Pictured: Maija Sofia.
Nominated musician Maija Sofia will host her only Irish tour date at The Dock ahead of her new album release.
Maija Sofia, born in Galway, is a songwriter and artist who works between the overlapping worlds of music, performance and text.
This event is expected to be a rare blend of eloquent lyrical craft and explorative, experimental musicianship, spanning delicate folk, lustrous experimental pop and a deep devotion to mystery. Maija's concert is taking place on August 11 at 8pm. Admission € 16.
Maija's childhood was spent in various places around the county's wildest, most rural, most remote parts. As a teenager, she began experimenting with words and sound recording in her bedroom, moved by curiosity and the possibilities of creating new sound spaces to dwell in.

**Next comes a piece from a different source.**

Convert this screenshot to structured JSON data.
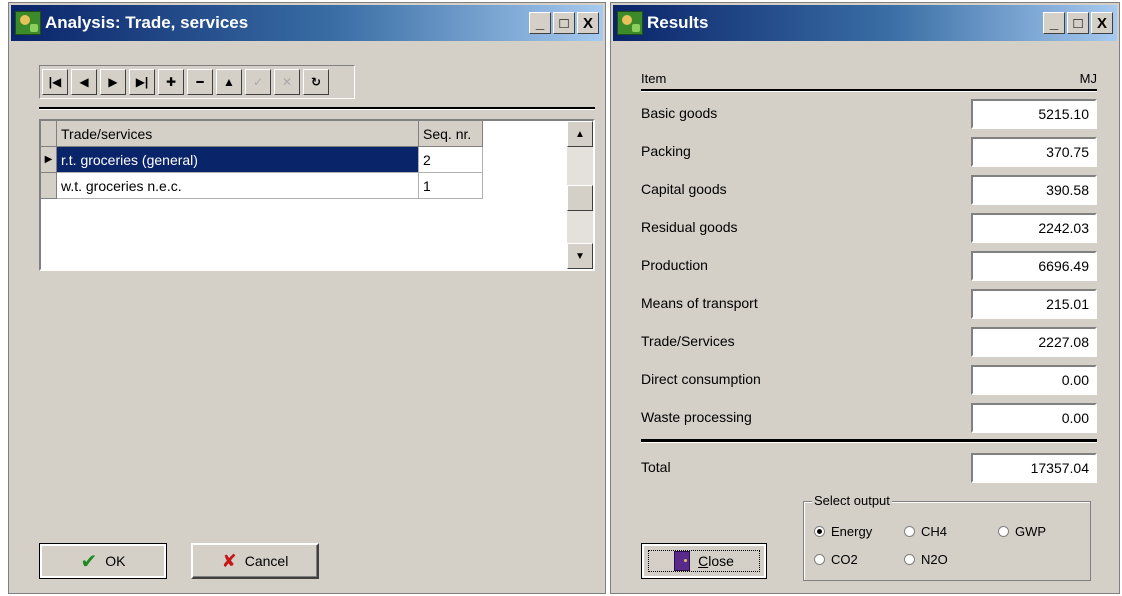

Later, these experiments began to take the shape of quietly unusual songs, detangling the weirdness, joy and bewilderment of existing. Her music alchemises both the intimate and the overwhelming into strikingly unique stories, taking influence from antiquity, films, books and curious historical oddities to write at a slant about her own lived experience.
Movement is key to Maija's process, and many songs have been written while on the road or while occupying temporary spaces. Living nomadically between various places - from the west coast of Ireland to the hot, dusty streets of Athens, Greece - and mainly writing at night, Maija's lyrics channel nocturnal moments of late-night revelation, like a story shared through whispers over dying candlelight.
In 2019, her critically acclaimed debut LP, Bath Time, arrived via Trapped Animal Records. Recorded in Dublin with close friend and collaborator Chris Barry, the album explored the shadowed histories of sidelined women throughout history and mythology and took on an unexpected life of its own, garnering international praise, a dedicated cult following and a nomination for the RTÉ Choice Music Prize. She followed it up in 2022 with a single 'O Theremin' about being haunted by the man who invented both the first mass-produced electronic instrument and the first audio surveillance device. Now performing and collaborating with a full band, her songs grow more expansive, evolving and experimenting constantly.
She is a recipient of the Arts Council's Next Generation Award, has had her music performed by the RTE Concert Orchestra and has been commissioned to write new music by the National Concert Hall, Sirius Arts Centre, Solas Nua, Dublin Digital Radio and Cork Midsummer Festival. As well as songs, she writes poetry which has been published by The Stinging Fly, Banshee and elsewhere. Her second album will be released in 2023.
Summer at The Dock is a series of outdoor film screenings, live music, and spoken word performances from July 14 - August 19.